Following the EP Chester (1999), a collaboration with Lambchop's
guitarist Kurt Wagner (who writes the lyrics), Rouse released an even poppier album,
Home (Slow River, 2000), featuring Laughter and
Directions, somewhat in the vein of
But the ambitious song-cycle Under Cold Blue Stars (Slow River, 2002),
set in rural America during the 1950s,
did not live up to expectations, despite trying several different styles
and arrangements (Feeling No Pain, Ears To The Ground,
Women And Men, Christmas With Jesus).
(Translation by/ Tradotto da Stefano Marino) |
Cresciuto nel Nebraska ma poi trasferitosi a Nashville, Josh Rouse ha debuttato con Dressed Up Like Nebraska (Slow River, 1998), un disco che sposava l'orecchiabilita` del pop all'indolenza depressa dell'alt-country.
Dopo l'EP Chester (1999), in collaborazione con il chitarrista dei Lambchop Kurt Wagner (autore dei testi), Rouse ha pubblicato un album dalle atmosfere ancora più pop, Home (Slow River, 2000), con brani come Laughter e Directions, in un certo senso sulla scia di Freedy Johnston.
L'ambizioso ciclo di canzoni Under Cold Blue Stars (Slow River, 2002), ambientato nell'America rurale degli anni '50, non ha però risposto alle aspettative, nonostante l'impiego di stili ed arrangiamenti differenti (Feeling No Pain, Ears To The Ground, Women And Men, Christmas With Jesus).
1972 (Rykodisc, 2003), dedicated to his own birth year, continued the
autobiographical journey taking advantage of an even more varied (and carefully
palette of styles. Rouse's rock was becoming softer and mellower, to the
point of sounding like a revival of Daryl & Hall and the likes.
Nashville (Rykodisc, 2005) has little in common with the capital of
country music.
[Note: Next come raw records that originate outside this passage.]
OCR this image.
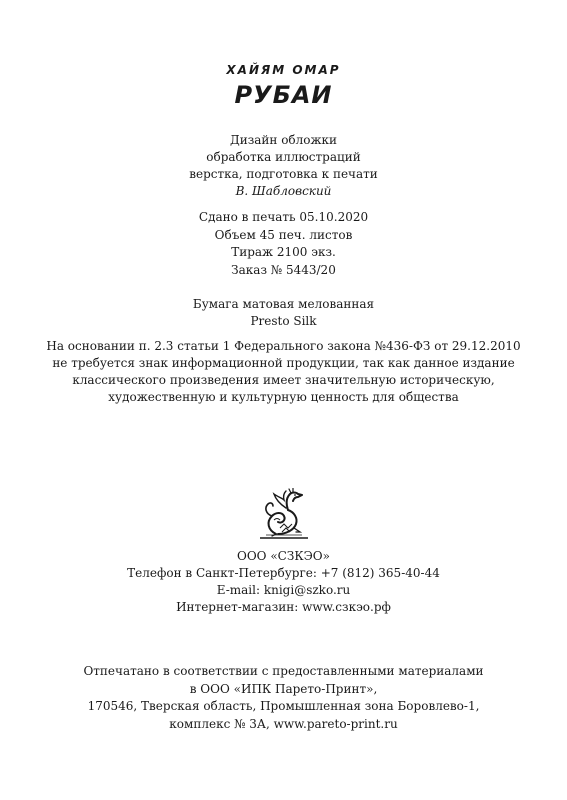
ХАЙЯМ ОМАР
РУБАИ
Дизайн обложки
обработка иллюстраций
верстка, подготовка к печати
В. Шабловский
Сдано в печать 05.10.2020
Объем 45 печ. листов
Тираж 2100 экз.
Заказ № 5443/20
Бумага матовая мелованная
Presto Silk
На основании п. 2.3 статьи 1 Федерального закона №436-ФЗ от 29.12.2010
не требуется знак информационной продукции, так как данное издание
классического произведения имеет значительную историческую,
художественную и культурную ценность для общества
ООО «СЗКЭО»
Телефон в Санкт-Петербурге: +7 (812) 365-40-44
E-mail: knigi@szko.ru
Интернет-магазин: www.сзкэо.рф
Отпечатано в соответствии с предоставленными материалами
в ООО «ИПК Парето-Принт»,
170546, Тверская область, Промышленная зона Боровлево-1,
комплекс № 3А, www.pareto-print.ru
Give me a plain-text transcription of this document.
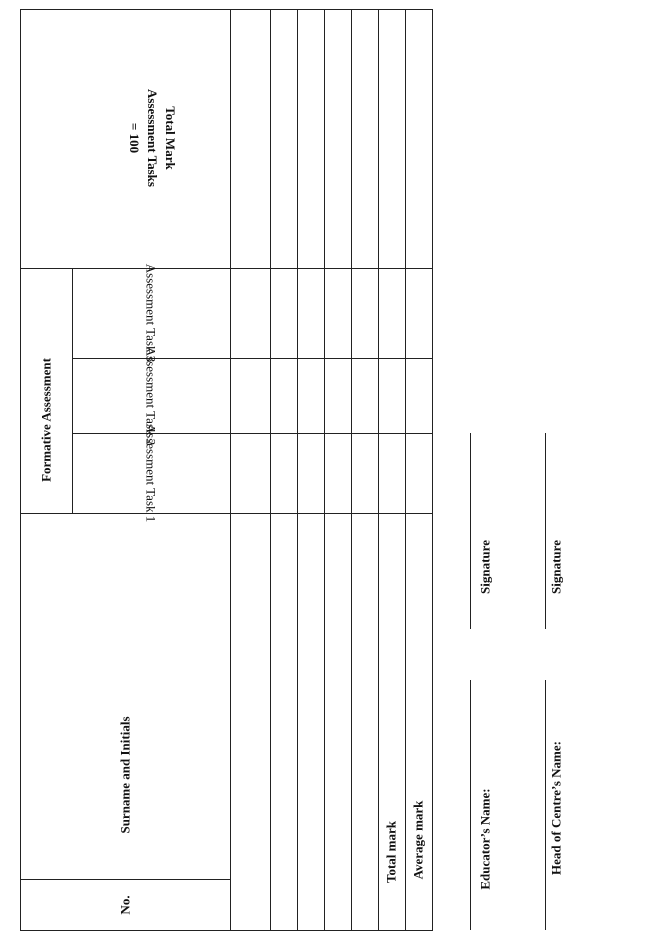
No.
Surname and Initials
Formative Assessment	Assessment Task 1
Assessment Task 2
Assessment Task 3
Total Mark
Assessment Tasks
= 100
Total mark Average mark	Educator’s Name:
Signature
Head of Centre’s Name:
Signature
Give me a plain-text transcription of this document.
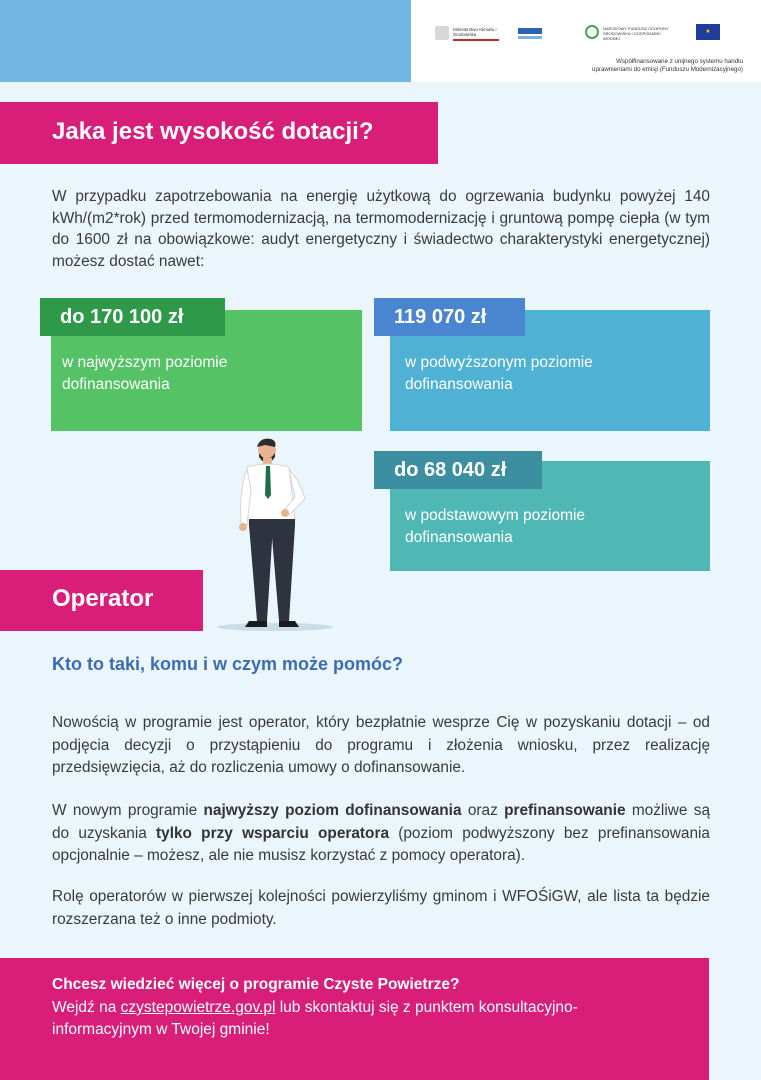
Ministerstwo Klimatu i Środowiska
NARODOWY FUNDUSZ OCHRONY ŚRODOWISKA I GOSPODARKI WODNEJ
★
Współfinansowane z unijnego systemu handlu
uprawnieniami do emisji (Funduszu Modernizacyjnego)
Jaka jest wysokość dotacji?

W przypadku zapotrzebowania na energię użytkową do ogrzewania budynku powyżej 140 kWh/(m2*rok) przed termomodernizacją, na termomodernizację i gruntową pompę ciepła (w tym do 1600 zł na obowiązkowe: audyt energetyczny i świadectwo charakterystyki energetycznej) możesz dostać nawet:

do 170 100 zł
w najwyższym poziomie
dofinansowania
119 070 zł
w podwyższonym poziomie
dofinansowania
do 68 040 zł
w podstawowym poziomie
dofinansowania
Operator
Kto to taki, komu i w czym może pomóc?

Nowością w programie jest operator, który bezpłatnie wesprze Cię w pozyskaniu dotacji – od podjęcia decyzji o przystąpieniu do programu i złożenia wniosku, przez realizację przedsięwzięcia, aż do rozliczenia umowy o dofinansowanie.

W nowym programie najwyższy poziom dofinansowania oraz prefinansowanie możliwe są do uzyskania tylko przy wsparciu operatora (poziom podwyższony bez prefinansowania opcjonalnie – możesz, ale nie musisz korzystać z pomocy operatora).

Rolę operatorów w pierwszej kolejności powierzyliśmy gminom i WFOŚiGW, ale lista ta będzie rozszerzana też o inne podmioty.

Chcesz wiedzieć więcej o programie Czyste Powietrze?

Wejdź na czystepowietrze.gov.pl lub skontaktuj się z punktem konsultacyjno-informacyjnym w Twojej gminie!
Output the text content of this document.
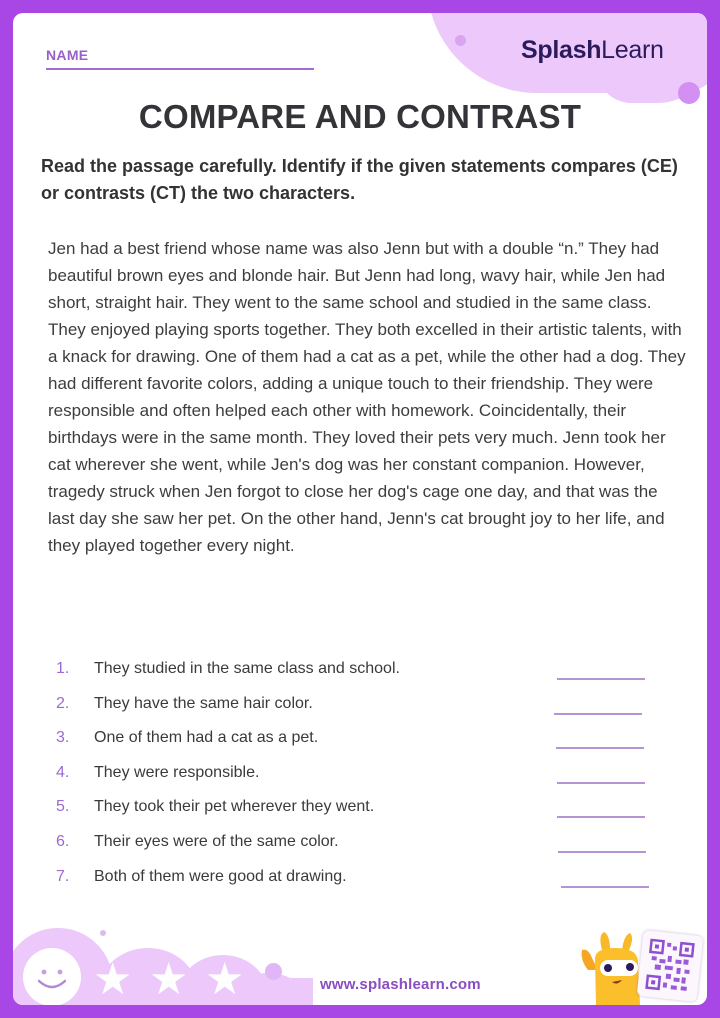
SplashLearn
NAME
COMPARE AND CONTRAST

Read the passage carefully. Identify if the given statements compares (CE) or contrasts (CT) the two characters.

Jen had a best friend whose name was also Jenn but with a double “n.” They had beautiful brown eyes and blonde hair. But Jenn had long, wavy hair, while Jen had short, straight hair. They went to the same school and studied in the same class. They enjoyed playing sports together. They both excelled in their artistic talents, with a knack for drawing. One of them had a cat as a pet, while the other had a dog. They had different favorite colors, adding a unique touch to their friendship. They were responsible and often helped each other with homework. Coincidentally, their birthdays were in the same month. They loved their pets very much. Jenn took her cat wherever she went, while Jen's dog was her constant companion. However, tragedy struck when Jen forgot to close her dog's cage one day, and that was the last day she saw her pet. On the other hand, Jenn's cat brought joy to her life, and they played together every night.

1.	They studied in the same class and school.
2.	They have the same hair color.
3.	One of them had a cat as a pet.
4.	They were responsible.
5.	They took their pet wherever they went.
6.	Their eyes were of the same color.
7.	Both of them were good at drawing.
★ ★ ★	www.splashlearn.com
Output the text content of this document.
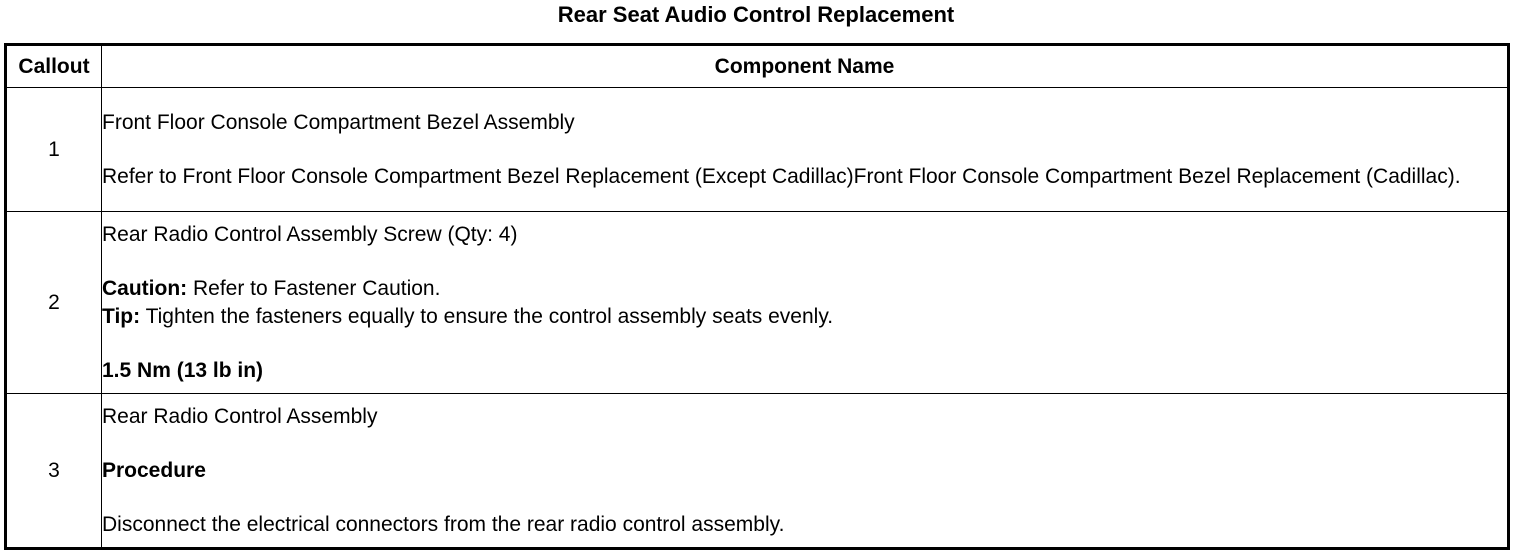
Rear Seat Audio Control Replacement
Callout	Component Name
1	Front Floor Console Compartment Bezel Assembly

Refer to Front Floor Console Compartment Bezel Replacement (Except Cadillac)Front Floor Console Compartment Bezel Replacement (Cadillac).

2	Rear Radio Control Assembly Screw (Qty: 4)

Caution: Refer to Fastener Caution.

Tip: Tighten the fasteners equally to ensure the control assembly seats evenly.

1.5 Nm (13 lb in)

3	Rear Radio Control Assembly

Procedure

Disconnect the electrical connectors from the rear radio control assembly.
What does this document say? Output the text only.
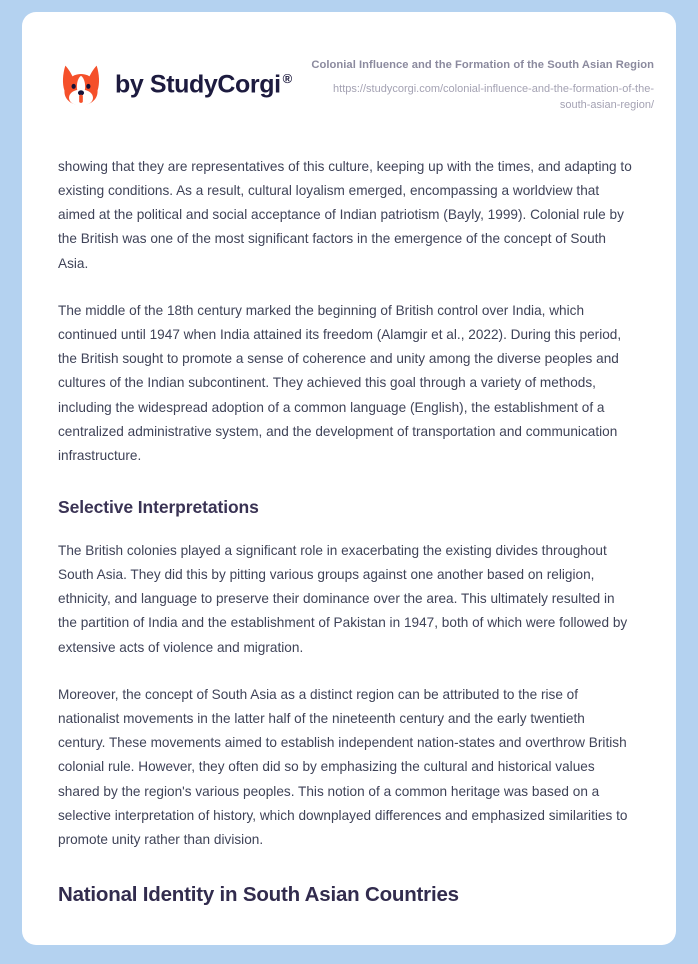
by StudyCorgi ®
Colonial Influence and the Formation of the South Asian Region
https://studycorgi.com/colonial-influence-and-the-formation-of-the-south-asian-region/

showing that they are representatives of this culture, keeping up with the times, and adapting to existing conditions. As a result, cultural loyalism emerged, encompassing a worldview that aimed at the political and social acceptance of Indian patriotism (Bayly, 1999). Colonial rule by the British was one of the most significant factors in the emergence of the concept of South Asia.

The middle of the 18th century marked the beginning of British control over India, which continued until 1947 when India attained its freedom (Alamgir et al., 2022). During this period, the British sought to promote a sense of coherence and unity among the diverse peoples and cultures of the Indian subcontinent. They achieved this goal through a variety of methods, including the widespread adoption of a common language (English), the establishment of a centralized administrative system, and the development of transportation and communication infrastructure.

Selective Interpretations

The British colonies played a significant role in exacerbating the existing divides throughout South Asia. They did this by pitting various groups against one another based on religion, ethnicity, and language to preserve their dominance over the area. This ultimately resulted in the partition of India and the establishment of Pakistan in 1947, both of which were followed by extensive acts of violence and migration.

Moreover, the concept of South Asia as a distinct region can be attributed to the rise of nationalist movements in the latter half of the nineteenth century and the early twentieth century. These movements aimed to establish independent nation-states and overthrow British colonial rule. However, they often did so by emphasizing the cultural and historical values shared by the region's various peoples. This notion of a common heritage was based on a selective interpretation of history, which downplayed differences and emphasized similarities to promote unity rather than division.

National Identity in South Asian Countries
His style is still, fundamentally, guitar-driven soul-pop,
with frequent echoes of Elton John and Billy Joel.
Winter in the Hamptons is typical, but best perhaps are the least
typical, the bluesy Why Won't You Tell Me What and the
neoclassical Sad Eyes.
The EP Bedroom Classics Vol 2 (2005) introduced a more experimental side
of Rouse, but
Subtitulo (Nettwerk, 2006) insisted in crafting country-soul ballads
Country Mouse City House (2007), recorded with a full-fledged band,
continued the slow approach to lounge music, with horns and strings and mellotron. Little measures up to his past standards
(Sweetie, Hollywood Bass Player). However, in his new found genre,
Rouse is certainly competent and entertaining.
El Turista (2010), instead, is a mere detour into exotic music,
including two Cuban covers and a folk traditional, that rarely achieves the
kind of intimate musicality radiated by his best songs
Now firmly relocated to Spain, he continued to dig into the mood and styles
of Latin music for The Long Vacations (2011).